Cuando comenzó a retirarse, aparecieron los persas, pero sólo a distancia y por los flancos. Mataban a los rezagados y llevaban a cabo ataques repentinos para desaparecer inmediatamente. El ejército de Juliano se desangró, pero el decidido emperador logró mantenerlo unido.
Desafortunadamente, no sólo era vulnerable desde fuera, sino también desde dentro. El hecho de que fuera un pagano no agradaba a aquellos de sus oficiales y servidores que eran cristianos. Fue fácil difundir el rumor de que Juliano había sido llevado a la locura y la ruina por Dios, para castigarlo por su apostasía, y que el ejército sería destruido con él si no hacía algo para impedirlo.
A fines de junio del 363, en una escaramuza con los persas, fue herido por una lanza, que si bien no lo mató inmediatamente, era obvio que no viviría por mucho tiempo. Los oficiales del ejército, que se reunieron para elegir un nuevo emperador, dijeron que había sido una lanza persa, pero es muy posible que no fuera cierto. Puede haber sido una lanza romana lanzada por un brazo cristiano.
Juliano murió después de un reinado de menos de dos años. Él y Alejandro tenían la misma edad al morir, pero aquí termina la semejanza. Un general llamado Joviano fue elegido como nuevo emperador. Era cristiano, pero éste era su único mérito.
Joviano tenía que retornar a Asia Menor lo más rápidamente posible para que su elección fuese confirmada, pero Sapor no iba a dejar marcharse al ejército tan fácilmente.
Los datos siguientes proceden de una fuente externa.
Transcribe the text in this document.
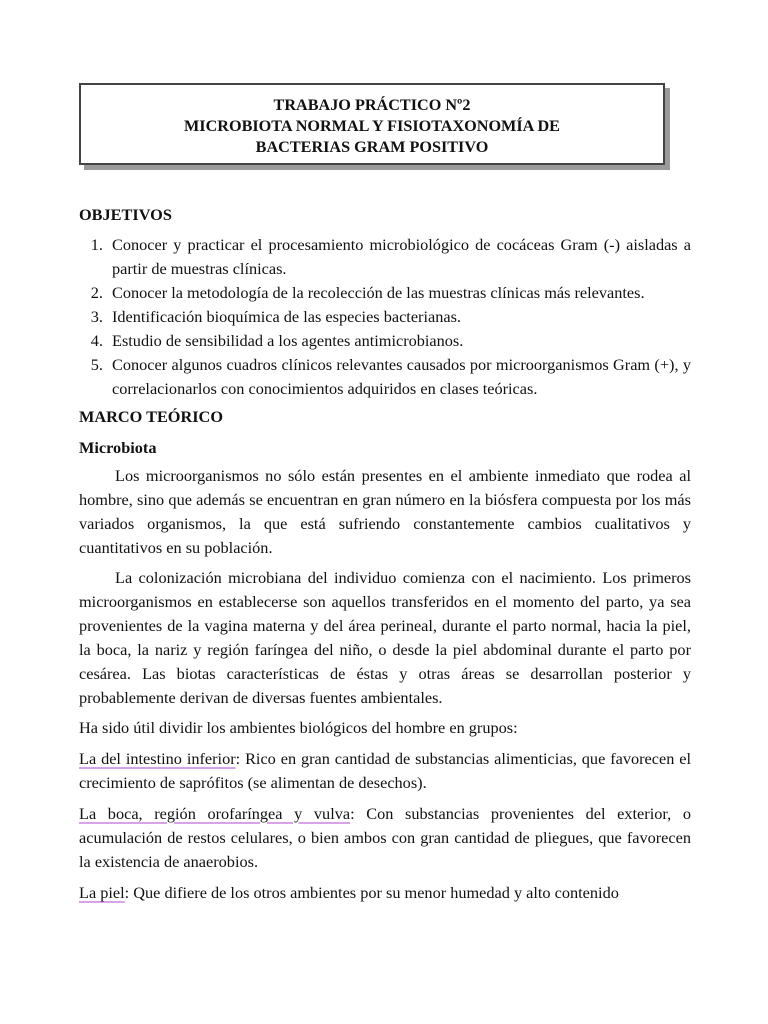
TRABAJO PRÁCTICO Nº2
MICROBIOTA NORMAL Y FISIOTAXONOMÍA DE
BACTERIAS GRAM POSITIVO
OBJETIVOS
1. Conocer y practicar el procesamiento microbiológico de cocáceas Gram (-) aisladas a partir de muestras clínicas.
2. Conocer la metodología de la recolección de las muestras clínicas más relevantes.
3. Identificación bioquímica de las especies bacterianas.
4. Estudio de sensibilidad a los agentes antimicrobianos.
5. Conocer algunos cuadros clínicos relevantes causados por microorganismos Gram (+), y correlacionarlos con conocimientos adquiridos en clases teóricas.
MARCO TEÓRICO
Microbiota

Los microorganismos no sólo están presentes en el ambiente inmediato que rodea al hombre, sino que además se encuentran en gran número en la biósfera compuesta por los más variados organismos, la que está sufriendo constantemente cambios cualitativos y cuantitativos en su población.

La colonización microbiana del individuo comienza con el nacimiento. Los primeros microorganismos en establecerse son aquellos transferidos en el momento del parto, ya sea provenientes de la vagina materna y del área perineal, durante el parto normal, hacia la piel, la boca, la nariz y región faríngea del niño, o desde la piel abdominal durante el parto por cesárea. Las biotas características de éstas y otras áreas se desarrollan posterior y probablemente derivan de diversas fuentes ambientales.

Ha sido útil dividir los ambientes biológicos del hombre en grupos:

La del intestino inferior: Rico en gran cantidad de substancias alimenticias, que favorecen el crecimiento de saprófitos (se alimentan de desechos).

La boca, región orofaríngea y vulva: Con substancias provenientes del exterior, o acumulación de restos celulares, o bien ambos con gran cantidad de pliegues, que favorecen la existencia de anaerobios.

La piel: Que difiere de los otros ambientes por su menor humedad y alto contenido
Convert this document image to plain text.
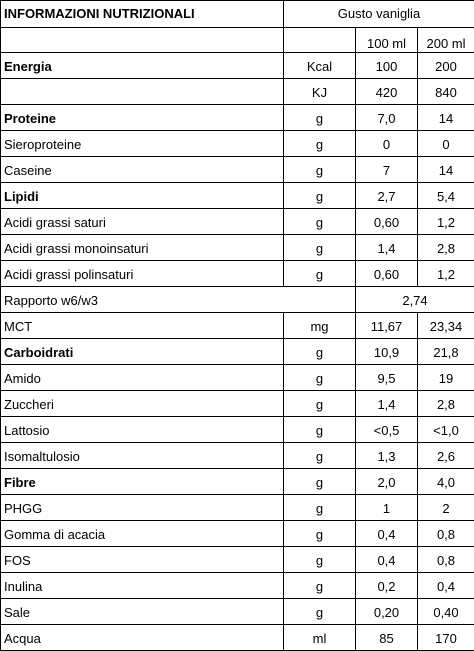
INFORMAZIONI NUTRIZIONALI	Gusto vaniglia		
		100 ml	200 ml
Energia	Kcal	100	200
	KJ	420	840
Proteine	g	7,0	14
Sieroproteine	g	0	0
Caseine	g	7	14
Lipidi	g	2,7	5,4
Acidi grassi saturi	g	0,60	1,2
Acidi grassi monoinsaturi	g	1,4	2,8
Acidi grassi polinsaturi	g	0,60	1,2
Rapporto w6/w3		2,74	
MCT	mg	11,67	23,34
Carboidrati	g	10,9	21,8
Amido	g	9,5	19
Zuccheri	g	1,4	2,8
Lattosio	g	<0,5	<1,0
Isomaltulosio	g	1,3	2,6
Fibre	g	2,0	4,0
PHGG	g	1	2
Gomma di acacia	g	0,4	0,8
FOS	g	0,4	0,8
Inulina	g	0,2	0,4
Sale	g	0,20	0,40
Acqua	ml	85	170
Si querían marcharse, debían llegar a un acuerdo, y Sapor ya había redactado todos los términos del mismo con absoluta precisión; sólo tenían que firmar.
Joviano firmó, y con esta firma se anuló totalmente la victoria obtenida por Galerio setenta años antes. Fueron devueltos todos los territorios cedidos a Roma por Narsés, y se admitió que Armenia caería dentro de la esfera de influencia persa. Además (para colmo de desgracias) los romanos debían entregar varios de los puntos fortificados de la Mesopotamia superior, inclusive Nisibis, que durante tanto tiempo y tan valientemente había resistido a los ejércitos de Sapor.
Pero Joviano no ganó nada con todo esto, pues murió en el viaje de retorno sin llegar a ser confirmado ni coronado.
Dicho sea de paso, Sapor halló grandes dificultades para poner en práctica su recientemente ganada pero sólo teórica dominación sobre Armenia. El intento de aplastar el cristianismo en ese montañoso país fracasó totalmente, y durante una docena de años Sapor tuvo que hacer frente a las intrigas romanas que mantenían a los armenios en constante estado de rebelión contra él. Pero finalmente Sapor logró la sumisión de Armenia, aunque al precio de tolerar el cristianismo armenio. (Los armenios siguieron siendo siempre cristianos, hasta hoy, pese a siglos de persecución a veces espantosa, con una tenacidad sólo igualada por los judíos europeos).